Per finire, è stato ridotto al minimo il circuito di espansione del radiatore, togliendo un altro kg abbondante. Anche le cuffie interne della carenatura sono state eliminate, per favorire l’espulsione dell’aria calda dal radiatore. Per lo stesso motivo, il serbatoio è stato rialzato al posteriore di 20mm, creando un meato da cui l’aria può defluire più facilmente.
Il setup ciclistico è adesso decisamente più puntato sull’anteriore rispetto al layout originale, davvero troppo seduto all’indietro, e la frenata ha radicalmente cambiato faccia: adesso si riesce a fermare il bestione con due dita, in spazi ridotti e con un’eccellente modulabilità. Certo, le prestazioni di una pinza radiale monoblocco non ci sono, ma non è questo lo spirito di questa traformazione.
Dopo tutta questa notevole ridda di modifiche, dell’XX originale è rimasto solo il “gusto” primigenio, inteso come un’indole sportiva non esasperata, supportata dalla spinta poderosa ma sempre dolce del motore. Certo, l’accento è stato decisamente spostato verso un indirizzo più sportivo, ma siamo pur sempre decisamente lontani dalle esasperazioni da moto da corsa delle ultime supersportive moderne. L’ergonomia verte adesso molto di più sull’avantreno, non tanto per i semimanubri, che non sono stati avanzati che di poco, quanto per le pedane, adesso decisamente più arretrate e rialzate. Questo è stato possibile grazie all’eliminazione delle pedane del passeggero, che altrimenti avrebbero interferito pesantemente con gli stivali del pilota. Adesso la moto si gestice agevolmente solo coi piedi, grazie ad una triangolazione perfettamente calibrata sulla taglia e sullo stile di guida classico del suo proprietario. Il feeling che arriva dall’avantreno è davvero notevole, e la forcella, pur se di estrazione “povera”, lavora molto bene assicurando una notevole sincerità e precisione; tutto questo permette ingressi in curva decisamente “spigliati”, sostenuti da un avantreno solido, preciso e direzionale, e con una trazione in uscita davvero rimarchevole, cosa resa possibile anche dall’erogazione lineare e fluida del motore.

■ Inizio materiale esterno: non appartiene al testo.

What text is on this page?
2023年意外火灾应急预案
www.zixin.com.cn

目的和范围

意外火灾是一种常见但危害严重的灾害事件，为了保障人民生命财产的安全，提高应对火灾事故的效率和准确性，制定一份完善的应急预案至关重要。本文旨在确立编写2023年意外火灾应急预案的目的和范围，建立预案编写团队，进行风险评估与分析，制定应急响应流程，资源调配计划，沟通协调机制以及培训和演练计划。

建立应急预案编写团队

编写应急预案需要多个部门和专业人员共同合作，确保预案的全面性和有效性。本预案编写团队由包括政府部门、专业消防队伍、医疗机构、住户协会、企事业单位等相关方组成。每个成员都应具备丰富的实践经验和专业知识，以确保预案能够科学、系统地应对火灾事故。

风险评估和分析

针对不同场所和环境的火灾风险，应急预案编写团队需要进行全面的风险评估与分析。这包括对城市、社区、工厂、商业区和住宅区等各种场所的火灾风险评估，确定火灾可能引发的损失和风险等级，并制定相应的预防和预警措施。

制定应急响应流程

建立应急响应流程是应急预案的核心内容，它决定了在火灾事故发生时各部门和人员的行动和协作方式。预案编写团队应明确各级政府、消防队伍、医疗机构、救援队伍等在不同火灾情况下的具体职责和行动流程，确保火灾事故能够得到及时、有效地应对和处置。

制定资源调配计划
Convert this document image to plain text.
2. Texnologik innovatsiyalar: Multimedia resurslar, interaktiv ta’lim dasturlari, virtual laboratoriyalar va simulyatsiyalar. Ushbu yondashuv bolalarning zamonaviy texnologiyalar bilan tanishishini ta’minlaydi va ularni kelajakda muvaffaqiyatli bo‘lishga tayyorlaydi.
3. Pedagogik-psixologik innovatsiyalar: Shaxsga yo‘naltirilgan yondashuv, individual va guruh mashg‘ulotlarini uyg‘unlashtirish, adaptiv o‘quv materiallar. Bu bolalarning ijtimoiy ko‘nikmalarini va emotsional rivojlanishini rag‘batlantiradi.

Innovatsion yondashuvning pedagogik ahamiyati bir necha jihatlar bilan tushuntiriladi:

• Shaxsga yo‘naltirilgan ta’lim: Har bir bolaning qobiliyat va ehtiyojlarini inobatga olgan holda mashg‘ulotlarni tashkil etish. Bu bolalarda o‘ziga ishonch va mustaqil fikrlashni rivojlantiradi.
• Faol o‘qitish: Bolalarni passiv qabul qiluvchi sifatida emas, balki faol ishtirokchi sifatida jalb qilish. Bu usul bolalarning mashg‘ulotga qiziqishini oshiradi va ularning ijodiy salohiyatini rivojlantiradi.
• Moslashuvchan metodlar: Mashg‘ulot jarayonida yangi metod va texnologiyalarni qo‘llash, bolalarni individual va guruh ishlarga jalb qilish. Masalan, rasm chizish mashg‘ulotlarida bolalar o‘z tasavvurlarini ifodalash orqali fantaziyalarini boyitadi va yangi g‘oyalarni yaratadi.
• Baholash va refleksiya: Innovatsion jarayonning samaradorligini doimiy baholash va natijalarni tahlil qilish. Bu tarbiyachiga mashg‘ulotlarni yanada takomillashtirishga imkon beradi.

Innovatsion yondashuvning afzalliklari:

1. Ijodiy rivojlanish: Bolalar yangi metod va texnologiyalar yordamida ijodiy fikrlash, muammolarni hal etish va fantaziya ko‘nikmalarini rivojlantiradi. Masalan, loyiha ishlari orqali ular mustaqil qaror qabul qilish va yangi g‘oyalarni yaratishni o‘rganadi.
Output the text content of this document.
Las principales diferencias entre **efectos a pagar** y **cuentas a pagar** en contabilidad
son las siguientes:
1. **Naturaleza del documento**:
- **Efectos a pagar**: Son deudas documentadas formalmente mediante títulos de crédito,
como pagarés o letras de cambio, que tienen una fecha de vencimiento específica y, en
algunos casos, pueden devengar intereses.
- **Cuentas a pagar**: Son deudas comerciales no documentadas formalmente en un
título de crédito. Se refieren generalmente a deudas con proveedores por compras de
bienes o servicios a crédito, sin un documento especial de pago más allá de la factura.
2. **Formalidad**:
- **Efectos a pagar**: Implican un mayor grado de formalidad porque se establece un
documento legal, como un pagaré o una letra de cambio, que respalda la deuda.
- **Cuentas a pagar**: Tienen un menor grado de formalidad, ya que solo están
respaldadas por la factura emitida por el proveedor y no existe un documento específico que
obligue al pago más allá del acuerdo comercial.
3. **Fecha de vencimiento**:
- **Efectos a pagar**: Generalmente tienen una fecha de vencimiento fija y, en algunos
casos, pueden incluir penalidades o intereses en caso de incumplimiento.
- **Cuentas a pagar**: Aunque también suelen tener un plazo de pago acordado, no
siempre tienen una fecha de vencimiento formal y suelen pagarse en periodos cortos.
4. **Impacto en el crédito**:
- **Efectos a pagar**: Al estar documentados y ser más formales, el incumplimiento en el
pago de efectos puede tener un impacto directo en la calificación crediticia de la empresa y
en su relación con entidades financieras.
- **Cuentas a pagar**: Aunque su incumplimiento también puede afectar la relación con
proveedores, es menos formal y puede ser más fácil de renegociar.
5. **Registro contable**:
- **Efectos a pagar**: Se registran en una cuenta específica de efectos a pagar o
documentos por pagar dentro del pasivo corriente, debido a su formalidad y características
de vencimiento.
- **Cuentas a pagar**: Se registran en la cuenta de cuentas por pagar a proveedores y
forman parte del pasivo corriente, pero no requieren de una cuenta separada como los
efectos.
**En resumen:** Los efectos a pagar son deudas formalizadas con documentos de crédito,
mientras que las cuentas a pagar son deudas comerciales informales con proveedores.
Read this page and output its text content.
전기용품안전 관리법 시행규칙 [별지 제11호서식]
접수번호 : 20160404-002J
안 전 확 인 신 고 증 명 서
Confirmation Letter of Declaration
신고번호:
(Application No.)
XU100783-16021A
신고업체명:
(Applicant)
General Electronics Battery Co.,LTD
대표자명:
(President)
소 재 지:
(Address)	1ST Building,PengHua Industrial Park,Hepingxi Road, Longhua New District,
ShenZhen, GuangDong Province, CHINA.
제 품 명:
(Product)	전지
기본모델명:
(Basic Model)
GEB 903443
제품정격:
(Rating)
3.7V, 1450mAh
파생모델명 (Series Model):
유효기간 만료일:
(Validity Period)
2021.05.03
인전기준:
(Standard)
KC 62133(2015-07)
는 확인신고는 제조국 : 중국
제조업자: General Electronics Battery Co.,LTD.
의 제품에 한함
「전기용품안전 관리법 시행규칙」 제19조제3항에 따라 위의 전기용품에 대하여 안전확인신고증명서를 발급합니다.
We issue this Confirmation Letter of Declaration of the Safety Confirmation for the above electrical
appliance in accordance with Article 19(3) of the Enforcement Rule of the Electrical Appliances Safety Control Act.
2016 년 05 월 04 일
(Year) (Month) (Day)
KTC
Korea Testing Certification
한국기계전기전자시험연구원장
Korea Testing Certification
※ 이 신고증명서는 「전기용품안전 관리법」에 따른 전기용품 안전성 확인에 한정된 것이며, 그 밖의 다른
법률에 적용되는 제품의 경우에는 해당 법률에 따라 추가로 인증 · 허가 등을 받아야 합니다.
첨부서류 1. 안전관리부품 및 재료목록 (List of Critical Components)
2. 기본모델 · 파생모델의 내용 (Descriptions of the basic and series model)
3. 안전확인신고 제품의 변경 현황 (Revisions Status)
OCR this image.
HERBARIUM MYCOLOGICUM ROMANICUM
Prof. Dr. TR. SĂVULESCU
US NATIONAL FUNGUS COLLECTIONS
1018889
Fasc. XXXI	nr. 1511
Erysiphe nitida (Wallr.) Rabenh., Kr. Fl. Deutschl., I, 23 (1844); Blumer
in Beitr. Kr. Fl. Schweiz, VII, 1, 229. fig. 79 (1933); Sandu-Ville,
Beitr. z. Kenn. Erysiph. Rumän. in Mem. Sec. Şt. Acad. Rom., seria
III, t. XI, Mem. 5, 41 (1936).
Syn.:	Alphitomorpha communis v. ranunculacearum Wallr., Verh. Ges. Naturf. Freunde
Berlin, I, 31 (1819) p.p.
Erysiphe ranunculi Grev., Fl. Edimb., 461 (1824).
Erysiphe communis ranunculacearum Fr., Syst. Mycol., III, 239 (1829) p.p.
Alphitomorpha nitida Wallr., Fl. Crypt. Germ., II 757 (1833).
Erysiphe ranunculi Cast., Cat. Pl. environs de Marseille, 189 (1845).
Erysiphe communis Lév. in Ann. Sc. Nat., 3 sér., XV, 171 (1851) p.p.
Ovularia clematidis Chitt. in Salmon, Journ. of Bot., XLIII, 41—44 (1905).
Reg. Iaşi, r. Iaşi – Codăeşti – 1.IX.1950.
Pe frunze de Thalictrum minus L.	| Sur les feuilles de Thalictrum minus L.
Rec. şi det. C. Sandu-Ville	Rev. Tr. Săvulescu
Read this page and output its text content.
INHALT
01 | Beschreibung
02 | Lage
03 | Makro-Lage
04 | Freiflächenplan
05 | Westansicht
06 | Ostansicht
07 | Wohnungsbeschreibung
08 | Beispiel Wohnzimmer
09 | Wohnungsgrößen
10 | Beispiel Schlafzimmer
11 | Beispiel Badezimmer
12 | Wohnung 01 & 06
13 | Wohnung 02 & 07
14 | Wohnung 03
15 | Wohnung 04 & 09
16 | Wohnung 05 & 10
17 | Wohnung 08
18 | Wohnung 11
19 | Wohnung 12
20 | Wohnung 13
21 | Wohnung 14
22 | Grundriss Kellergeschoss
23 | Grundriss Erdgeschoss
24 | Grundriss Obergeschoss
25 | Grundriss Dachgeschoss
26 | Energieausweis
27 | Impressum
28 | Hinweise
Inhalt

Tutto questo finchè si guida in modo fluido e scorrevole, assecondando le comunque importanti inerzie e misure della moto; la guida nervosa ed estrema, come va di moda adesso, non fa decisamente per questo bestione, che guidato spigolando risponde con una tendenza ad allontanarsi dalla linea ideale e imponendo lunghe pause tra un’azione e l’altra. Questa moto vuole essere guida in modo “classico”; fondendo frenata, inserimento ed uscita in un’unica e fluida azione; se condotta in questo modo, la ciclistica ripaga con una notevolissima precisione direzionale ed una forte direzionalità, permettendo anche notevoli angoli di piega in tutta sicurezza, anche perchè il nuovo assetto ha aumentato in maniera sensibile la luce a terra (in configurazione di serie è fin troppo facile spanciare con carene, carter motore e perfino scarichi in piega).

Una moto solida, insomma, come se ne facevano anni fa; una moto in cui la priorità assoluta non è il tempo sul giro, ma solo il gusto della bella guida, di una bella piega, di un motorone che spinge con forza ma mai con prepotenza, e con una ciclistica solida e sana. Insomma, la versione Honda della Hayabusa, con l’inconfondibile stile dell’ala dorata.
Proprio quello che il Dr. Ergal voleva dalla sua (ormai ex) XX.